SUR L'ADAMANT
Portraits troublés
Dans un bâtiment moderne, sur une barge flottante dénommée l’Adamant, située sur la Seine du côté de Gare de Lyon, se retrouvent chaque jour des personnes souffrant de troubles psychiques. Tous sont suivis par des psychiatres et toute une équipe, dans ce centre de jour du pôle psychiatrique Paris Centre, où ont lieu tout un tas d’activités, dans un esprit d’écoute tout particulier…
L’Ours d’or du Festival de Berlin aura donc récompensé à la surprise quasi générale le séduisant documentaire de Nicolas Philibert. L’auteur de "Être et avoir" (2002) et "La Moindre des choses" (1996, tourné à la clinique psychiatrique de La Borde), n’avait pas eu une exposition médiatique de cette ampleur depuis des années. Après quelques plans sur ce lieu à part, insistant sur l’aspect à la fois ouvert et protecteur des lieux (les panneaux qui servent de brise-soleil se relèvent de manière synchronisée, conservant à l’intérieur une lumière naturelle, mais qui semble égale en tous points). Puis nous voici plongés dans une réunion qui regroupe patients et médecins, impliquant ceux qui sont ici pour être soignés, et permettant en quelques phrases d’avoir une idée des ateliers et autres activités qui nous attendent auprès d’eux : atelier dessin, ciné club, et autres. Les sujets sont discutés, mais chacun reste à sa place, tout au moins pour un temps.

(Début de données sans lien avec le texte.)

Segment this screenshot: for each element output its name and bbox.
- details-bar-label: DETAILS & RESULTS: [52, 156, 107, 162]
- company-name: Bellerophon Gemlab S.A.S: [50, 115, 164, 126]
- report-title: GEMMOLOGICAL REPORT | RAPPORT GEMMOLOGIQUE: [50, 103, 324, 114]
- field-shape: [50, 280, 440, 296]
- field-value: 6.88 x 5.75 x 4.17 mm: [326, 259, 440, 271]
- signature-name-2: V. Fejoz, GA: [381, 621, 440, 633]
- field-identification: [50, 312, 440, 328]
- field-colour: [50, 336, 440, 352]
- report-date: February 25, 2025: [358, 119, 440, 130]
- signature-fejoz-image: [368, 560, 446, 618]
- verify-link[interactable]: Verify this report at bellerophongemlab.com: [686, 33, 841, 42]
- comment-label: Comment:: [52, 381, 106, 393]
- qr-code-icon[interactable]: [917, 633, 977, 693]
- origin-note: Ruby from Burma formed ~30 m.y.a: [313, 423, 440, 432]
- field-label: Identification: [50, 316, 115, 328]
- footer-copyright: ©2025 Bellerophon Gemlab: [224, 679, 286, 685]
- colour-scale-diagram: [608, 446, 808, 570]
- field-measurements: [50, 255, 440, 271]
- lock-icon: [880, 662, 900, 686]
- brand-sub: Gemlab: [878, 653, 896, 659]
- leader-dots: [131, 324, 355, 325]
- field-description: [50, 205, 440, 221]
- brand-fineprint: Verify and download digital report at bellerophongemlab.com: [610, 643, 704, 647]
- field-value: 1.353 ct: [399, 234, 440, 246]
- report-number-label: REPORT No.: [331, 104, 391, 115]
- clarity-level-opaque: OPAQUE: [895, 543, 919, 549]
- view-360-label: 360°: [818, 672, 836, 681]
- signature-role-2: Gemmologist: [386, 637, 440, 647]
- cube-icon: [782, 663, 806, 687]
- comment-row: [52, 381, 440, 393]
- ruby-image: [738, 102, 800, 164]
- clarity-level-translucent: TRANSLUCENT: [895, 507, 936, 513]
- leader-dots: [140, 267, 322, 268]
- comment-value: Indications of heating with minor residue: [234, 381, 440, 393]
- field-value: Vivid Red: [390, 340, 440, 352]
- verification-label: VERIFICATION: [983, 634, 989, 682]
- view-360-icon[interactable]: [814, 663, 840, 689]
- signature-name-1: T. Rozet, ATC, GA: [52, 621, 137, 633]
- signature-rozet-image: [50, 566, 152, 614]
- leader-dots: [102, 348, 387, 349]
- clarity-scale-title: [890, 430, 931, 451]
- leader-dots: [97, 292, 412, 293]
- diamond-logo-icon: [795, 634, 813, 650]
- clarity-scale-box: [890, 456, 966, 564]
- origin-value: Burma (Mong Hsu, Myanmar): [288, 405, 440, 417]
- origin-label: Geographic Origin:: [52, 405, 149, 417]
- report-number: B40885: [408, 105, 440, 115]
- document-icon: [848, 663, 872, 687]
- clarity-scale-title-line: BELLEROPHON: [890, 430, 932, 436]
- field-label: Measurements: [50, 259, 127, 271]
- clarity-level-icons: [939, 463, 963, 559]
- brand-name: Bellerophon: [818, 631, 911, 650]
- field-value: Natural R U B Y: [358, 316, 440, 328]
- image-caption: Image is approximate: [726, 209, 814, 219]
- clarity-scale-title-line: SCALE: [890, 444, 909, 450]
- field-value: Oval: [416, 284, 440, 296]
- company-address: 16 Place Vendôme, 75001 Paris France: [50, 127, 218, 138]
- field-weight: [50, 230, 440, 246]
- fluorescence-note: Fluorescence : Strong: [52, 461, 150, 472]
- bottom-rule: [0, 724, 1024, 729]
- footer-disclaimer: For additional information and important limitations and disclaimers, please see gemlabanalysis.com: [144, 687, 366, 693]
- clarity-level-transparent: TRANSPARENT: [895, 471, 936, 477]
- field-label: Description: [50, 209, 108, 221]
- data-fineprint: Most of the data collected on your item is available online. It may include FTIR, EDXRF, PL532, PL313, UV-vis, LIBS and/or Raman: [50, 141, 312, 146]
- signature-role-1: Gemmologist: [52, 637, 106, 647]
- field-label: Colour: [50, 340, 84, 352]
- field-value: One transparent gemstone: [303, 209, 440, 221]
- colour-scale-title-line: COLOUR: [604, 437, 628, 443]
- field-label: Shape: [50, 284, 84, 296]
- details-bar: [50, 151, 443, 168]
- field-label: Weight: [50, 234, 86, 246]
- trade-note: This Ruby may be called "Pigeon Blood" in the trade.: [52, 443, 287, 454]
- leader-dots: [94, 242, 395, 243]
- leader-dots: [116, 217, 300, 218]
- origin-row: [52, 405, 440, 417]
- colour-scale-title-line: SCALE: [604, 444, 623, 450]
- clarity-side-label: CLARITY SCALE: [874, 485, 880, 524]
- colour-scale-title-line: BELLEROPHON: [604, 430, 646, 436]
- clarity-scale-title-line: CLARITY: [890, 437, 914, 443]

Puis vient une série de portraits, par de simples échanges qui s’engagent entre l’équipe réduite du documentariste et certains patients. De tous se dégagent globalement une capacité de recul, et un décalage dans les réactions ou les réponses qui provoque souvent le sourire, quand l’humour n’est pas, ponctuellement, volontaire, comme lorsqu’un des patients mécontent de son tableau l’intitule « le pif qu’il ne fallait pas faire »). Alors que l’on s’attache peu à peu à toute cette petite troupe, les méthodes de l’équipe d’encadrants et la latitude donnée sont peu à peu mises en évidence.
Mais à la différence de l’excellent "Funambules", passé par la section Acid avant sa sortie en 2022, qui suivait trois « fous », dont deux résidant dans leur propre appartement et un hospitalisé, la part d’inquiétant s’efface ici au profit d’aspects globalement positifs. Seule réelle exception ici (si l’on exclue l’artiste, dont les certitudes liées à des personnalités connues, font forcément plutôt sourire), lorsqu’un des hommes, sur le tard, aborde son comportement lorsqu’il ne prend pas ses médicaments. Résolument orienté vers les solutions permettant à chacun de vivre en contact avec le monde et de garder une part de volonté vis-à-vis de son traitement, ce qui est un point de vue légitime, "Sur l’Adamant" en oublie cependant un peu d’exploiter le lieu hors du commun dans lequel les entretiens et activités ont lieu. La conception du lieu, qui avait fait l’objet d’échanges entre patients, soignants et architectes est ainsi complètement passée sous silence. On reste donc quelque peu sur sa faim, d’autant que la conclusion, qui souligne les difficultés potentielles de maintien du lieu, est également très peu étayée, le film ne s’attardant quasiment pas sur les problèmes de fonctionnement du lieu.